In this sequel to The Darkness Outside Us, a Stonewall Honor Book, New York Times bestselling author Eliot Schrefer delivers another ambitious, genre-bending novel and epic love story that spans thousands of years and the far reaches of the galaxy.
Seventeen years have gone by since the Coordinated Endeavor crashed on a distant exoplanet. Ambrose Cusk and Kodiak Celius are now the devoted parents of two teenage children, Owl and Yarrow, in a hardscrabble frontier home. Though life on Minerva is full of danger, the family’s bond is enough to make it all worth it—until they learn that the biggest threat to their survival might come from within.
More than thirty thousand years in the past, Ambrose wakes on Earth to find that his mission to save his sister was a ruse. His mother betrayed him, and the cruelty of her true plans sets Ambrose spiraling. When he discovers that another spacefarer is suffering his same fate, he will have to decide whether to risk crossing a world at war to reach him.
Separated by time and space, a young family and two strangers learn that their lives are intimately intertwined. They race to uncover the unexpected connections that might save them all . . . and perhaps humanity as well.
The Brightness Between Us is a genre-bending sci-fi survival thriller and a stunning sequel to Eliot Schrefer’s The Darkness Outside Us. The story is emotionally heart-wrenching and thought-provoking and poses the contemplation of the survival of humanity across space. This book can be read as a standalone, but it’s highly recommended to read book 1 first for both an incredible reading experience and its crucial backstory. This story follows Ambrose Cusk and Kodiak Celius, on a highly advanced 24th-century Earth, who are tricked into believing they are heading on a space mission to save Ambrose’s sister Minerva, trapped after a mission to one of Saturn’s moons. Instead, their conscious memories have been copied and transferred over to a set of clones, who will unknowingly undertake a complex space mission to settle future humanity on a distant planet. Meanwhile, far in the future, the story shifts to Ambrose and Kodiak’s clones, who are raising two children on the distant planet. The family’s idyllic existence begins to unravel as terrifying behavioral changes emerge in one of the children as a consequence of decisions made millennia earlier on Earth. The novel is broken into 7 parts, with different character perspectives and alternating dual timelines, making for a multi-layered, complex, and engrossing story. The pacing may initially seem uneven and the dual timelines disjointed, but their eventual convergence is extremely satisfying and poignant.
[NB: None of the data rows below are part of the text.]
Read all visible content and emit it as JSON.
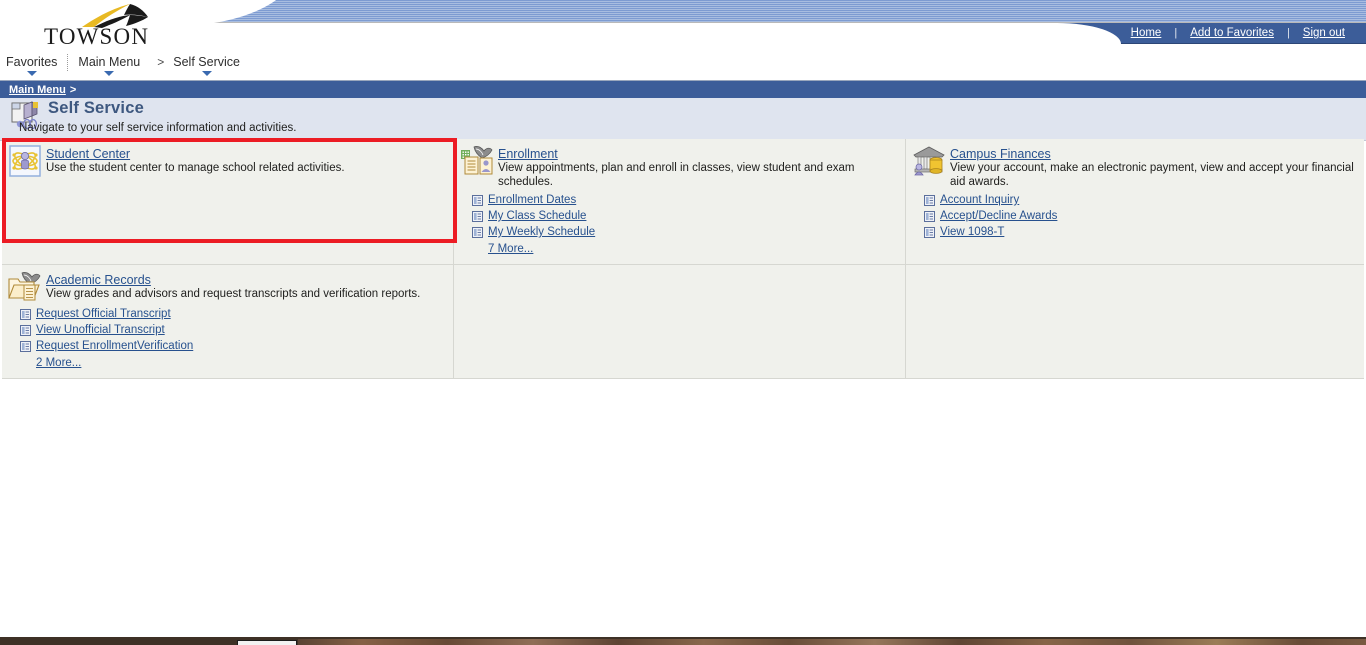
{
  "brand": {
    "logo_text": "TOWSON",
    "logo_icon": "towson-swoosh-logo"
  },
  "topnav": {
    "items": [
      {
        "label": "Home",
        "name": "home-link"
      },
      {
        "label": "Add to Favorites",
        "name": "add-to-favorites-link"
      },
      {
        "label": "Sign out",
        "name": "sign-out-link"
      }
    ],
    "separator": "|"
  },
  "menubar": {
    "favorites": "Favorites",
    "main_menu": "Main Menu",
    "separator_gt": ">",
    "self_service": "Self Service"
  },
  "breadcrumb": {
    "root": "Main Menu",
    "gt": ">"
  },
  "pagehead": {
    "title": "Self Service",
    "subtitle": "Navigate to your self service information and activities.",
    "icon": "self-service-folder-icon"
  },
  "folders": [
    {
      "id": "student-center",
      "title": "Student Center",
      "description": "Use the student center to manage school related activities.",
      "icon": "student-center-atom-icon",
      "links": [],
      "more": null,
      "highlighted": true
    },
    {
      "id": "enrollment",
      "title": "Enrollment",
      "description": "View appointments, plan and enroll in classes, view student and exam schedules.",
      "icon": "enrollment-folder-icon",
      "links": [
        {
          "label": "Enrollment Dates",
          "icon": "page-list-icon"
        },
        {
          "label": "My Class Schedule",
          "icon": "page-list-icon"
        },
        {
          "label": "My Weekly Schedule",
          "icon": "page-list-icon"
        }
      ],
      "more": "7 More...",
      "highlighted": false
    },
    {
      "id": "campus-finances",
      "title": "Campus Finances",
      "description": "View your account, make an electronic payment, view and accept your financial aid awards.",
      "icon": "campus-finances-bank-icon",
      "links": [
        {
          "label": "Account Inquiry",
          "icon": "page-list-icon"
        },
        {
          "label": "Accept/Decline Awards",
          "icon": "page-list-icon"
        },
        {
          "label": "View 1098-T",
          "icon": "page-list-icon"
        }
      ],
      "more": null,
      "highlighted": false
    },
    {
      "id": "academic-records",
      "title": "Academic Records",
      "description": "View grades and advisors and request transcripts and verification reports.",
      "icon": "academic-records-folder-icon",
      "links": [
        {
          "label": "Request Official Transcript",
          "icon": "page-list-icon"
        },
        {
          "label": "View Unofficial Transcript",
          "icon": "page-list-icon"
        },
        {
          "label": "Request EnrollmentVerification",
          "icon": "page-list-icon"
        }
      ],
      "more": "2 More...",
      "highlighted": false
    }
  ],
  "colors": {
    "header_blue": "#3c5d99",
    "link_blue": "#27518e",
    "panel_bg": "#f0f1ec",
    "pagehead_bg": "#dfe4ef",
    "highlight_red": "#ec1c24",
    "logo_gold": "#e6b422"
  }
}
Schrefer’s prose is both lyrical and straightforward, creating a narrative that weaves together themes of family loyalty/deception, parenthood, and the far-reaching effects of choices. The perspectives of Kodiak and Ambrose are told on the futuristic, war-torn, 24th-century Earth, while the future timeline on planet “Minerva” is told from very differing perspectives of their children Owl and Yarrow—who’ve only known the distant planet as their home and rely on reels to capture the essence of past life on Earth. On Minerva, there is an overwhelming heartfelt connection between the children and their parents as they navigate a survival-based existence, constantly monitoring and planning for a catastrophic comet strike. Owl and Yarrow share a deep sibling bond that readers will immediately resonate with. As the plot unfolds, and Yarrow is afflicted with sudden behavioral changes that cause him to turn on his family, the story becomes increasingly heartbreaking. Meanwhile, the younger, original versions of Kodiak and Ambrose on Earth are a far cry from their future parent clones. Ambrose, coming from a very prominent family, is depicted as malicious and reckless, especially when he learns of his mother’s deception to send a clone into space in his place and seeks revenge. The eventual meeting of Kodiak and Ambrose on earth is told through a complex and thrilling series of events, putting Schrefer’s masterful and intricate storyteller abilities on full display!
The book is marketed as YA, but just like the first book, it reads more like an adult novel, with mature themes, violence, sexual content, and complex storytelling. The story escalates in intensity in the second half, followed by an explosive ending that is both captivating and unresolved. The ending will leave readers contemplating the outcomes of the characters and also wondering if there’s another book in the series forthcoming—let’s certainly hope so, or we’ll be forever wondering!
Overall, this book and series are perfect choices for fans of literary science fiction, survival thrillers, unconventional queer romances, and exceptionally original narratives. Narrator James Fouhey delivers phenomenal performances in both books, in a perfectly paced delivery, capturing the essence of each character with distinct voices and accents that give the feel of a multicast listen. If all of this sounds intriguing and you’re looking to read something unlike anything you’ve read before, give this book and series very high consideration!